The mean maximum tear force was significantly lower in the paralysis group than in the sham group (P = 0.008), indicating that rotator cuff tears occurred with a lower force in the paralysis group. Additionally, the average Young's modulus was significantly greater in the paralysis group than in the sham group (P = 0.003), indicating that the rotator cuff muscle became hard and inflexible in the paralysis group. The Bonar scales of the histological analyses were significantly higher in the paralysis group (total score = 7.04 ± 0.61) than the sham group (total score = 0) (p < 0.0001).
If neuropathy of proximal to the suprascapular nerve, such as cervical spine or brachial plexus lesion, exists, weakness and degeneration of the rotator cuff tendon and stiffness of the rotator cuff muscle develop. Neuropathy is likely a cause of rotator cuff tears.
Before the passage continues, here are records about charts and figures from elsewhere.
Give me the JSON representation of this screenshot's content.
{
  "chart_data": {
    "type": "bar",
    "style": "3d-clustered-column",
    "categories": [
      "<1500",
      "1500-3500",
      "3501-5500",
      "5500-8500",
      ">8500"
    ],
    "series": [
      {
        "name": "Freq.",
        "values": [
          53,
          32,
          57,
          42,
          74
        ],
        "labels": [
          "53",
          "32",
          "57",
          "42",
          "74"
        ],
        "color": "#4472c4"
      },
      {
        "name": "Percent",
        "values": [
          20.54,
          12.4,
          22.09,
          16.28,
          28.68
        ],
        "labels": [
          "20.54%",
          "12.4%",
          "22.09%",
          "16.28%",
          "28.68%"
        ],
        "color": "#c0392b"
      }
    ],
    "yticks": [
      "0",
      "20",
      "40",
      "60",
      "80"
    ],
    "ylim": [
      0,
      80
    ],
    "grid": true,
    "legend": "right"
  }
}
肩袖撕裂被认为与颈椎病变并存。在已有神经病变的情况下,如颈椎病变,由于神经病变,脂肪变性可能已经发生。在这些病例中,由于先前存在广泛的脂肪变性和神经病变导致的肌腱变性,肩袖撕裂被认为很容易发生。本研究旨在使用臂丛神经麻痹大鼠模型评估肩胛上神经近端神经病变导致的麻痹对冈上肌和冈下肌腱的影响。
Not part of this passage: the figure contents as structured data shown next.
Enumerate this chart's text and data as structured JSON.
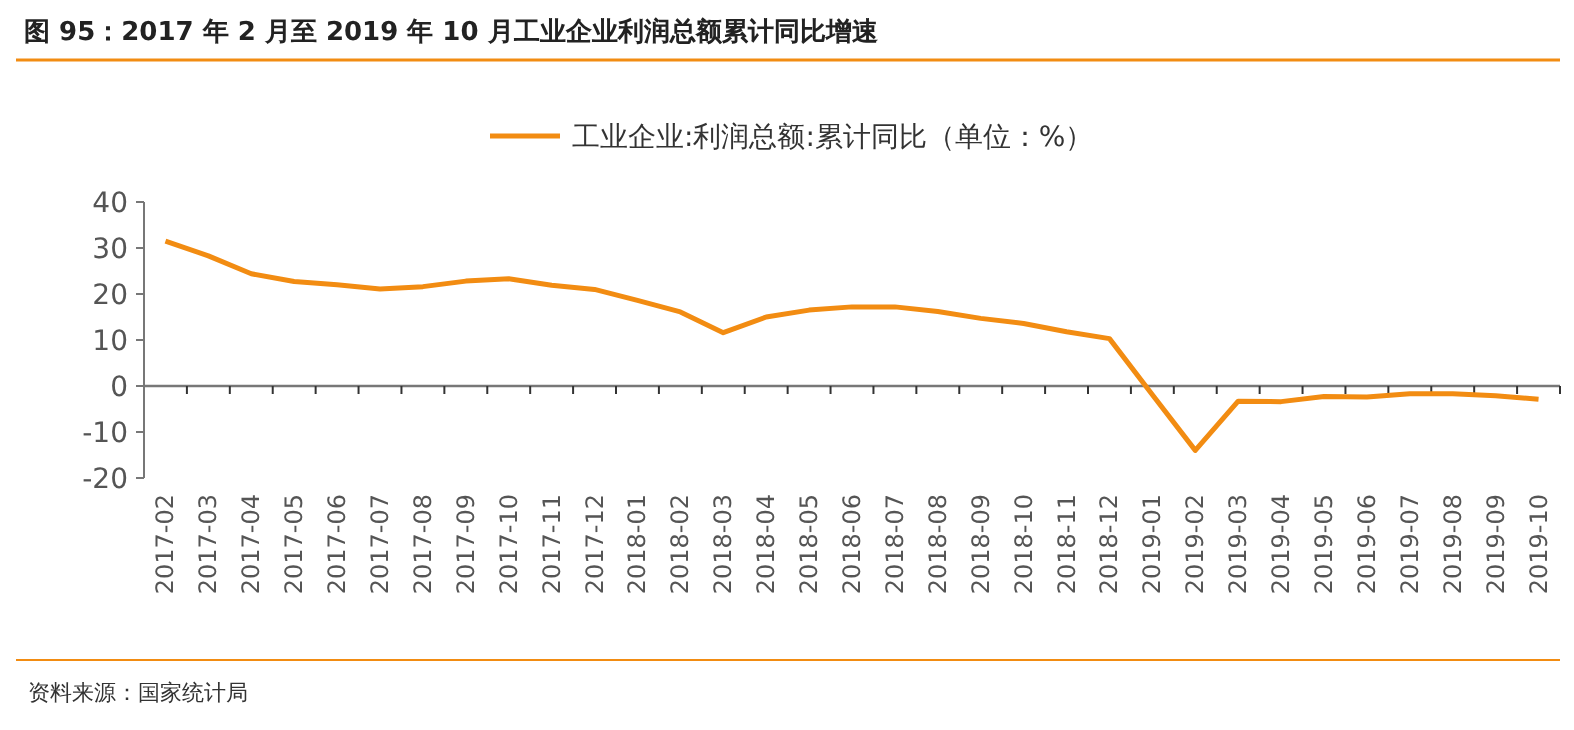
{
  "chart_data": {
    "type": "line",
    "title": "图 95：2017 年 2 月至 2019 年 10 月工业企业利润总额累计同比增速",
    "categories": [
      "2017-02",
      "2017-03",
      "2017-04",
      "2017-05",
      "2017-06",
      "2017-07",
      "2017-08",
      "2017-09",
      "2017-10",
      "2017-11",
      "2017-12",
      "2018-01",
      "2018-02",
      "2018-03",
      "2018-04",
      "2018-05",
      "2018-06",
      "2018-07",
      "2018-08",
      "2018-09",
      "2018-10",
      "2018-11",
      "2018-12",
      "2019-01",
      "2019-02",
      "2019-03",
      "2019-04",
      "2019-05",
      "2019-06",
      "2019-07",
      "2019-08",
      "2019-09",
      "2019-10"
    ],
    "series": [
      {
        "name": "工业企业:利润总额:累计同比（单位：%）",
        "color": "#f28c12",
        "values": [
          31.5,
          28.3,
          24.4,
          22.7,
          22.0,
          21.1,
          21.6,
          22.8,
          23.3,
          21.9,
          21.0,
          18.6,
          16.1,
          11.6,
          15.0,
          16.5,
          17.2,
          17.2,
          16.2,
          14.7,
          13.6,
          11.8,
          10.3,
          -1.9,
          -14.0,
          -3.3,
          -3.4,
          -2.3,
          -2.4,
          -1.7,
          -1.7,
          -2.1,
          -2.9
        ]
      }
    ],
    "ylim": [
      -20,
      40
    ],
    "yticks": [
      -20,
      -10,
      0,
      10,
      20,
      30,
      40
    ],
    "legend": "top",
    "marker": "none",
    "line_style": "solid",
    "annotations": [
      "资料来源：国家统计局"
    ]
  }
}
本研究纳入了15只8周龄的Sprague-Dawley大鼠。左侧肩部纳入麻痹组,对侧肩部作为假手术组。术后12周进行生物力学测试(评估最大撕裂力、最大位移和杨氏模量)(n = 10)和组织学分析(n = 5)(使用博纳尔量表),以确认肌腱的变性。
麻痹组的平均最大撕裂力显著低于假手术组(P = 0.008),表明麻痹组肩袖撕裂所需的力较小。此外,麻痹组的平均杨氏模量显著高于假手术组(P = 0.003),表明麻痹组肩袖肌肉变硬且缺乏弹性。组织学分析的博纳尔量表评分在麻痹组(总分 = 7.04 ± 0.61)显著高于假手术组(总分 = 0)(p < 0.0001)。
如果存在肩胛上神经近端的神经病变,如颈椎或臂丛神经损伤,肩袖肌腱会出现无力和变性,肩袖肌肉会出现僵硬。神经病变可能是肩袖撕裂的一个原因。